CVPR 2026

EMMA: Extracting Multiple physical parameters from Multimodal Data

Recover the physics of a system from raw video or image, even when the hidden dynamics are unknown.

  1. Farhat Shaikh
  2. Ayan Banerjee
  3. Sandeep K. S. Gupta

IMPACT Lab, School of Computing & Augmented Intelligence · Arizona State University



Why EMMA

Give multimodal data (video, image). EMMA figures out the system.

Point a camera at the system, or hand EMMA a published plot. Provide its equation of motion. EMMA recovers the dynamical parameters, the hidden actuation, and the coordinate frame, all inside one continuous-time model. When audio is available, the same pipeline fuses it with video to resolve states that video alone cannot see.

You give EMMA

A video or a chart, plus the equation of motion.

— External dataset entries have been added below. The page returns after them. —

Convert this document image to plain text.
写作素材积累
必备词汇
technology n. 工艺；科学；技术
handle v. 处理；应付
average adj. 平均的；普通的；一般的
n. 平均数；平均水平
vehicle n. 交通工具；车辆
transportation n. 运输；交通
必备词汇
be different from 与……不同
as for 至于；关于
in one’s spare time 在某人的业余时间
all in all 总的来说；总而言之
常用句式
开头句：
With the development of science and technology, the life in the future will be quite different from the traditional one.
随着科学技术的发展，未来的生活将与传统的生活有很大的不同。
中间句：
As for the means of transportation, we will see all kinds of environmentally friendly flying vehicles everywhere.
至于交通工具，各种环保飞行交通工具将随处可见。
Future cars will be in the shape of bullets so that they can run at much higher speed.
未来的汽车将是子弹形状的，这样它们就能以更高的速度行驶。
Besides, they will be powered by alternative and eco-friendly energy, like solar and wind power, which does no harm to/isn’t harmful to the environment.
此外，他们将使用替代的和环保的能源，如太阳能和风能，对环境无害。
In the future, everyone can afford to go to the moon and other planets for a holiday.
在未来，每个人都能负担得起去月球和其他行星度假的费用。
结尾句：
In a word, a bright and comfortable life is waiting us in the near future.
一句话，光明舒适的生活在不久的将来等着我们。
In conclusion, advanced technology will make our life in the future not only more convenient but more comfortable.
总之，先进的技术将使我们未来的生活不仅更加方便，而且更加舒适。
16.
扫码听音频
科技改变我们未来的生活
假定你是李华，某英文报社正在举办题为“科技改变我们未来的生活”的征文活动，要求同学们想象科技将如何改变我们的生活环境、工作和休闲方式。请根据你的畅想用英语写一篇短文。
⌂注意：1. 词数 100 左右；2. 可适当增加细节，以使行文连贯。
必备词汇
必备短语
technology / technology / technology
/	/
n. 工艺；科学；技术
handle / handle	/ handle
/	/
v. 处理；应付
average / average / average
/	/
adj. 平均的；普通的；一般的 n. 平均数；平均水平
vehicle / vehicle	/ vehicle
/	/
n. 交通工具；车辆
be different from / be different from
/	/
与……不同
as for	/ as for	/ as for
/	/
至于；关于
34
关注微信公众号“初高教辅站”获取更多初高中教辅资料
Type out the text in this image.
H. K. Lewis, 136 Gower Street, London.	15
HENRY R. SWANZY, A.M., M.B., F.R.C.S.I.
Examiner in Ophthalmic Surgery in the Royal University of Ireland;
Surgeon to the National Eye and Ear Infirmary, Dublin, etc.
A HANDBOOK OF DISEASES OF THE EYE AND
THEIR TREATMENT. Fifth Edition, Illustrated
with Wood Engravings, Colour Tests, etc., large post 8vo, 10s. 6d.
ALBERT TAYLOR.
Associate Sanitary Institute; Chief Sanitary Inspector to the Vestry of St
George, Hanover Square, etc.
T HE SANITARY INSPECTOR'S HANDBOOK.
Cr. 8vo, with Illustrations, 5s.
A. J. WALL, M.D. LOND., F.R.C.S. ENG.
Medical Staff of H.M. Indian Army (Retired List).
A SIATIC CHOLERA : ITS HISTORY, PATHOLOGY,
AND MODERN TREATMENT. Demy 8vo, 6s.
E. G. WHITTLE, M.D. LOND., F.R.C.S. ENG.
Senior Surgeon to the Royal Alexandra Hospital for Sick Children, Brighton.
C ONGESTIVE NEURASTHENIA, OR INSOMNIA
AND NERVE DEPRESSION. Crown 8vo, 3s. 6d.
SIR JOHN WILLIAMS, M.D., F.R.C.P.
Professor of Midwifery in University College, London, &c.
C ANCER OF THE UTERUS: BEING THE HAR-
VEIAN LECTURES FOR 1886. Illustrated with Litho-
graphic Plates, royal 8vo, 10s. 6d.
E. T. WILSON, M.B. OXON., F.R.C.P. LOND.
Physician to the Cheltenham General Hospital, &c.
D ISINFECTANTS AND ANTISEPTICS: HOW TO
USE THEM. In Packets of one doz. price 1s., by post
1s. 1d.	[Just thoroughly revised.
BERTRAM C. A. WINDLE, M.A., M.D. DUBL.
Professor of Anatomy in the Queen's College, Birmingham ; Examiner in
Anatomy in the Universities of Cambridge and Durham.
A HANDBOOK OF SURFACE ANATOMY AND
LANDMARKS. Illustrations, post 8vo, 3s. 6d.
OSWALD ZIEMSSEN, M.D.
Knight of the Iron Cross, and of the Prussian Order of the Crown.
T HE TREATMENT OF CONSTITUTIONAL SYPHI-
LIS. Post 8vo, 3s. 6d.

  • Video of the system visual input
    raw frames, no masks, no templates
  • Chart images visual input
    an alternative to video, for systems known only through published plots
  • Governing ODE form required
    the parametric structure of dx/dt = f(x, u; θ) and the parameters you want recovered
  • Audio optional, multimodal
    paired with video when states or actuation are hidden from the camera
EMMA returns

A calibrated, physics-consistent digital twin.

  • Explicit parameters θ
    mass, length, damping, thrust and torque coefficients, ...
  • Implicit dynamics
    drag, friction, and other unmeasured physical effects
  • Hidden actuation u(t)
    latent forcing signals such as wheel speed or rotor rate
  • Calibration invariants
    coordinate frame, camera alignment, initial state

Abstract

One model, every identifiable parameter.

We introduce EMMA, a physics-informed multimodal framework that recovers all identifiable dynamical parameters of a system directly from raw video, audio, and image-based time-series observations. Unlike prior video-only approaches that struggle with occluded states, hidden actuation inputs, or assumptions about known initial conditions and coordinate frames, EMMA performs joint inference of explicit parameters, implicit dynamical components, and calibration invariants within a unified continuous-time model.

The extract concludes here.